🤖 AI Summary
This work addresses the challenge of achieving fair reward allocation and precise contribution attribution in fully delegated AI collaborative systems under heterogeneous human value constraints. The authors propose a value-constrained credit assignment framework that leverages value-conditioned gradient filtering and traversal-based learning to enable fine-grained attribution while preserving explicit gradient pathways. By integrating online marginal contribution signals with cumulative payoff settlement, the method effectively supports efficient collaboration among agents with diverse value preferences.
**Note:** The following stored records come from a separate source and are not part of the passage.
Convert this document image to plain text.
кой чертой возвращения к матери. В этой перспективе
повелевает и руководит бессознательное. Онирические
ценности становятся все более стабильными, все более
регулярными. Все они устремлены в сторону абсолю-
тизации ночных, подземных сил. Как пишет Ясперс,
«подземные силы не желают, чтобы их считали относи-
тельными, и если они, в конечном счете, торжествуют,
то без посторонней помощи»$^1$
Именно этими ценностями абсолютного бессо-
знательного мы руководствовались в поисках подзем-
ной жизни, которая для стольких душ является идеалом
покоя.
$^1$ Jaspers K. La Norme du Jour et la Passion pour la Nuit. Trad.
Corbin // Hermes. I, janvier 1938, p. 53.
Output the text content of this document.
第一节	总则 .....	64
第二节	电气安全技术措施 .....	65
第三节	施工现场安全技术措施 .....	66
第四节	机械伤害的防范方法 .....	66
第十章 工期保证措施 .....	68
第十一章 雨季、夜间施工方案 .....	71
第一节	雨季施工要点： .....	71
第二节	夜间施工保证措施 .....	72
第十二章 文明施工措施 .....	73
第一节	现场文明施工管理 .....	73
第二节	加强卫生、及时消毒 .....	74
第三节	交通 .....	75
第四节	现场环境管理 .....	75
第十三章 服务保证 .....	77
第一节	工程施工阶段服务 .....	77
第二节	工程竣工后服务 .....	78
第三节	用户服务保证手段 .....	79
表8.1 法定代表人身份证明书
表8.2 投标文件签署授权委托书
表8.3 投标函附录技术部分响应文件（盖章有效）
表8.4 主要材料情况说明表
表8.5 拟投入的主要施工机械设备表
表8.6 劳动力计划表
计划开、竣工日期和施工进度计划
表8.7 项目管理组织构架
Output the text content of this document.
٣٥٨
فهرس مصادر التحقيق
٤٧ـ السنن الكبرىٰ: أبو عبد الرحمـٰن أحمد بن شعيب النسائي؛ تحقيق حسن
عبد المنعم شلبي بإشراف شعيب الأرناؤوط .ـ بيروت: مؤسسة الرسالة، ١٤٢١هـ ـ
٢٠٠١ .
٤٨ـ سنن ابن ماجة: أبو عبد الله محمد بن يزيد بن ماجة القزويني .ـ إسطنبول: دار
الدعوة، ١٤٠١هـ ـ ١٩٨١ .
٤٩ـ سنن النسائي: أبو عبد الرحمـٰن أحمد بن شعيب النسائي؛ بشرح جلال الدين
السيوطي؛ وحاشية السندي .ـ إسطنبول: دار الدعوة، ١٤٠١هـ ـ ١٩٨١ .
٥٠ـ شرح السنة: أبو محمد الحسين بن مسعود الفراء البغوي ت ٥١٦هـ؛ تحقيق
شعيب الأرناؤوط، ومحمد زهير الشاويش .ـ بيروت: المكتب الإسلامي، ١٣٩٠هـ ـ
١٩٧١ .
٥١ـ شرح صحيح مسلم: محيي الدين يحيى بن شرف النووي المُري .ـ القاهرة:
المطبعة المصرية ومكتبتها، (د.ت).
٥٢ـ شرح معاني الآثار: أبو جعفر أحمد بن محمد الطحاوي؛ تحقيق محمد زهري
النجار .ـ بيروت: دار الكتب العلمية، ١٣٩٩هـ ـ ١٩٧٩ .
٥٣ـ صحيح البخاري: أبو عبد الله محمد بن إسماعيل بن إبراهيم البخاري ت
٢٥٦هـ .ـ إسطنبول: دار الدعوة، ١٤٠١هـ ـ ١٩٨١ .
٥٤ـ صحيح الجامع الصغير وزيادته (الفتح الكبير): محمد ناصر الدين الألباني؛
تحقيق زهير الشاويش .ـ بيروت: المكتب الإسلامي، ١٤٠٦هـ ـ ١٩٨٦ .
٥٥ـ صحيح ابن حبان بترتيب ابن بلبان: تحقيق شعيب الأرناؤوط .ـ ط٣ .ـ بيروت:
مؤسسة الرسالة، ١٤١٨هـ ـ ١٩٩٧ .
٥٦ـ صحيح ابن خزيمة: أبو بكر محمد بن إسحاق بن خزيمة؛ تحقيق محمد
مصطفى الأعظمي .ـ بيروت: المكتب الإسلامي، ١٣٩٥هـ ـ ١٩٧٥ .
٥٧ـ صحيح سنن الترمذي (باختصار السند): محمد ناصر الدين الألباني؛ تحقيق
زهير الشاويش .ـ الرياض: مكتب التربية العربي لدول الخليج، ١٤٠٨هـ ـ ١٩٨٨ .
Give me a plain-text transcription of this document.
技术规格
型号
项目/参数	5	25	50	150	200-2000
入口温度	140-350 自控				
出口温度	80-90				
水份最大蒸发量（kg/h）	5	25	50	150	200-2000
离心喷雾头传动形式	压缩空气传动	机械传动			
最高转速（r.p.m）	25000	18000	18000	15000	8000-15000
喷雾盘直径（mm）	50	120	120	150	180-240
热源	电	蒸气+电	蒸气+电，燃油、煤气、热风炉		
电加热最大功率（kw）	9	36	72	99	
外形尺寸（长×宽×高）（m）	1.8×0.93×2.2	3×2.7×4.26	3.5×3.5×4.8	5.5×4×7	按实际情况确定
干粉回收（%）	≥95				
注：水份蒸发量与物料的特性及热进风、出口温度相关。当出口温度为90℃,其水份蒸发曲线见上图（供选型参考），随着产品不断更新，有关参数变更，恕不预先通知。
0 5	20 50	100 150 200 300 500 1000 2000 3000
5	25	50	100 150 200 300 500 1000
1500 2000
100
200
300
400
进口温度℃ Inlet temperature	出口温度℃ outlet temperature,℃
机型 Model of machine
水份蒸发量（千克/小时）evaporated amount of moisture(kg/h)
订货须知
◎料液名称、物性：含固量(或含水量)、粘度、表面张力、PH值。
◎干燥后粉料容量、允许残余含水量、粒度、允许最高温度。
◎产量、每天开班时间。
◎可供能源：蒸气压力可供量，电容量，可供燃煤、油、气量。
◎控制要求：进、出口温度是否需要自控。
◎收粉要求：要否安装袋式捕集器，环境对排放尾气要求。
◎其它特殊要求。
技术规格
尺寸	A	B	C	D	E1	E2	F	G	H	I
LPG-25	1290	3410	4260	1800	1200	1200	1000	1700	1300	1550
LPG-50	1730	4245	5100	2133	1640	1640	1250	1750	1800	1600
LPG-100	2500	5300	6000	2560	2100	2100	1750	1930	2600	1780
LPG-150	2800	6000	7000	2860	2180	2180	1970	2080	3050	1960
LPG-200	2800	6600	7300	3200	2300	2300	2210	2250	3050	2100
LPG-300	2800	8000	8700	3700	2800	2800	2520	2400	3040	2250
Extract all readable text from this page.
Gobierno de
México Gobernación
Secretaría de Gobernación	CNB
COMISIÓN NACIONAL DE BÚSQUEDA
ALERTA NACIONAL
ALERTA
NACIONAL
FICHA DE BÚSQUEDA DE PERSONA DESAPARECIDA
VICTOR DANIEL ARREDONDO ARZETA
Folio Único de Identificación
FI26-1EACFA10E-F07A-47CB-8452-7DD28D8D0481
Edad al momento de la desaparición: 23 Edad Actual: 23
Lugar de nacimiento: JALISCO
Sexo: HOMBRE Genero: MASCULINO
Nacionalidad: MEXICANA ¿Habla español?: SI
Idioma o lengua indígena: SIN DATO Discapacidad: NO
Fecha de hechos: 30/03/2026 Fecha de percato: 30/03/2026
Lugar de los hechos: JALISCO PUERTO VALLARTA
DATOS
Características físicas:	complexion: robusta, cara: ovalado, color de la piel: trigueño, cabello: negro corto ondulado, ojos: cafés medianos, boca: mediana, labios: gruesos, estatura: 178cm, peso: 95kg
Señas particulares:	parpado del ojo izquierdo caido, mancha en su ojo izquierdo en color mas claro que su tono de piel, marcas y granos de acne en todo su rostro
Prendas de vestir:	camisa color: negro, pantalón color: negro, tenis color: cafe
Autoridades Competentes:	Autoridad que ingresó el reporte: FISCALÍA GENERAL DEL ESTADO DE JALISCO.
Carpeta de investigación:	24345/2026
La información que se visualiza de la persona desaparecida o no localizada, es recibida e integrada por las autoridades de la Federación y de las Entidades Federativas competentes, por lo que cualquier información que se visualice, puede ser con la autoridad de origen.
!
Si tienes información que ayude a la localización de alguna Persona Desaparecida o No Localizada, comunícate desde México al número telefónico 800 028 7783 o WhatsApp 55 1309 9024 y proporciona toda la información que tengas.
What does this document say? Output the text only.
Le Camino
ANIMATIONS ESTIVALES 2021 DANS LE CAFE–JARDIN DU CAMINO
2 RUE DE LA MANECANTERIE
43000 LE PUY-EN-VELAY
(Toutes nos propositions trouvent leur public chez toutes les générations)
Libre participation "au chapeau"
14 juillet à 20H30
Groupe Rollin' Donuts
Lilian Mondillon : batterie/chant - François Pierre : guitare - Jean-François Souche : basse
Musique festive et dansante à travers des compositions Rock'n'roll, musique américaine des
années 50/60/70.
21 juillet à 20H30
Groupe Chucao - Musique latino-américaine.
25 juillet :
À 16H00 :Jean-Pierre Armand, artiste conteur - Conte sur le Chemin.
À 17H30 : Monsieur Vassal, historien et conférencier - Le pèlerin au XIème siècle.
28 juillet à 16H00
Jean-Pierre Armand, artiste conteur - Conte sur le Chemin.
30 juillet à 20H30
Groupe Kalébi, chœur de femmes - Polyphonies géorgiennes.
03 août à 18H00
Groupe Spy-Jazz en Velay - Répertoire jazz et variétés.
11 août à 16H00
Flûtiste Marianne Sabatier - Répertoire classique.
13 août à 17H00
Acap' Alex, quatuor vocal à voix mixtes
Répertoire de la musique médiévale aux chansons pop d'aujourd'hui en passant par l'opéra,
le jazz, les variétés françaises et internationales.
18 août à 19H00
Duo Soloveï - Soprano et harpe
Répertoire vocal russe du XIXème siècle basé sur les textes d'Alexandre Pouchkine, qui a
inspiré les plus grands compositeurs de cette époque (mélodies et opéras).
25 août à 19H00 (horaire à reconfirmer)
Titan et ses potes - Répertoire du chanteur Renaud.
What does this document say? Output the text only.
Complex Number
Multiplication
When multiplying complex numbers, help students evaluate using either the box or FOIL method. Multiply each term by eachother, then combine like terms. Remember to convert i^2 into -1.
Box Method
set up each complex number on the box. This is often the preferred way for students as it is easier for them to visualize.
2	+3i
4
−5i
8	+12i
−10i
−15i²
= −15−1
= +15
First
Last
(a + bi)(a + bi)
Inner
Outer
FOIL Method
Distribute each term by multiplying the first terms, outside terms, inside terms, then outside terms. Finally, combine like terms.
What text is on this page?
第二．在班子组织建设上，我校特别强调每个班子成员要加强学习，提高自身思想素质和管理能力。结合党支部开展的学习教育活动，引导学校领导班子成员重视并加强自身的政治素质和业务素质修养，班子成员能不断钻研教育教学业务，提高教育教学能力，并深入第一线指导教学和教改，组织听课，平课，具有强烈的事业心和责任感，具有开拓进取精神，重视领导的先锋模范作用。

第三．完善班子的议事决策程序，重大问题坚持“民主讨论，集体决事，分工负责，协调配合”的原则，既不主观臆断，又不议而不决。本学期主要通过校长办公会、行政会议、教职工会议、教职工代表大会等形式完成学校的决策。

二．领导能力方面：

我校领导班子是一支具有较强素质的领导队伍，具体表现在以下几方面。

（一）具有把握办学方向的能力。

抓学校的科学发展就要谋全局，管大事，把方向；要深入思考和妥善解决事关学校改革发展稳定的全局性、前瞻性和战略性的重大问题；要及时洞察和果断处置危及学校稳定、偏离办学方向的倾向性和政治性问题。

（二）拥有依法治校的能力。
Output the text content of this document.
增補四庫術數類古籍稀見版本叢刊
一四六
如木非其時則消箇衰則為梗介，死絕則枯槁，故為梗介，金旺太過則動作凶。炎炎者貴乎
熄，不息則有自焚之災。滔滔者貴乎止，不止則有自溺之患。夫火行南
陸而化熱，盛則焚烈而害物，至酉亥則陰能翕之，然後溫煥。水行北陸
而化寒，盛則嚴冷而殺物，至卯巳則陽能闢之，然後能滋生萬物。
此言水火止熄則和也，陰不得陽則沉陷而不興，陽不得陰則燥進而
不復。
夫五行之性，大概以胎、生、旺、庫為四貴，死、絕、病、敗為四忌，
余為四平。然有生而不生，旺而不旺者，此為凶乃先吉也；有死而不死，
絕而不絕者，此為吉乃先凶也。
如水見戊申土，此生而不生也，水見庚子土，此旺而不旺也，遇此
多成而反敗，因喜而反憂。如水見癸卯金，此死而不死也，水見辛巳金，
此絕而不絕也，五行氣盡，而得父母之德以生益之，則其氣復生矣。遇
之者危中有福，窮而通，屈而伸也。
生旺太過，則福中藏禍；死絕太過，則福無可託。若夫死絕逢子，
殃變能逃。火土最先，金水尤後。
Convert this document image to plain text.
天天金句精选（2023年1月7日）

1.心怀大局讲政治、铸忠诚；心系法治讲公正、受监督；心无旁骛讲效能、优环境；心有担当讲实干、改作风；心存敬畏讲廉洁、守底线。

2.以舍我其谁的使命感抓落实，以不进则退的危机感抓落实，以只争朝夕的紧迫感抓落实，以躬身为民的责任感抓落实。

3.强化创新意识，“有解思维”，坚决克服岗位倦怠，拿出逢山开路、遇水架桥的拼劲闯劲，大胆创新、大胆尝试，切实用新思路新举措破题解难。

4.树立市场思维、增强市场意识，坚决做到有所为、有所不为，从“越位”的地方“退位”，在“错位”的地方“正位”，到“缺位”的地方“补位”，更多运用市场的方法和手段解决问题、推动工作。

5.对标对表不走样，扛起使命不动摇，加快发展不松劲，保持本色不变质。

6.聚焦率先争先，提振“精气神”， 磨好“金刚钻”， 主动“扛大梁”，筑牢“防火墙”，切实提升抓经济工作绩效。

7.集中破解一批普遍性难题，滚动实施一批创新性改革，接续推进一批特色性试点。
Experimental results demonstrate that the proposed framework significantly outperforms conventional federated averaging approaches, maintaining model performance while avoiding the quality degradation commonly associated with aggregated learning.
📝 Abstract
We propose a framework for reward allocation in fully delegated AI cooperatives where humans are represented by agents that contribute data and participate in model updates under heterogeneous value constraints. The key idea is to credit only those updates that remain admissible after screening them against each principal's value profile. We formulate value-conditioned gradient filtering, online marginal contribution signals, and cumulative revenue settlement within a traversal learning (TL) substrate. TL is especially attractive here because it performs decentralized backpropagation without the quality loss associated with aggregation-centric distributed learning and, we argue, offers a finer attribution substrate than FedAvg-style federated learning by preserving explicit traversal and gradient paths. The framework is positioned against data valuation, federated contribution estimation, personalized federated learning, and pluralistic alignment.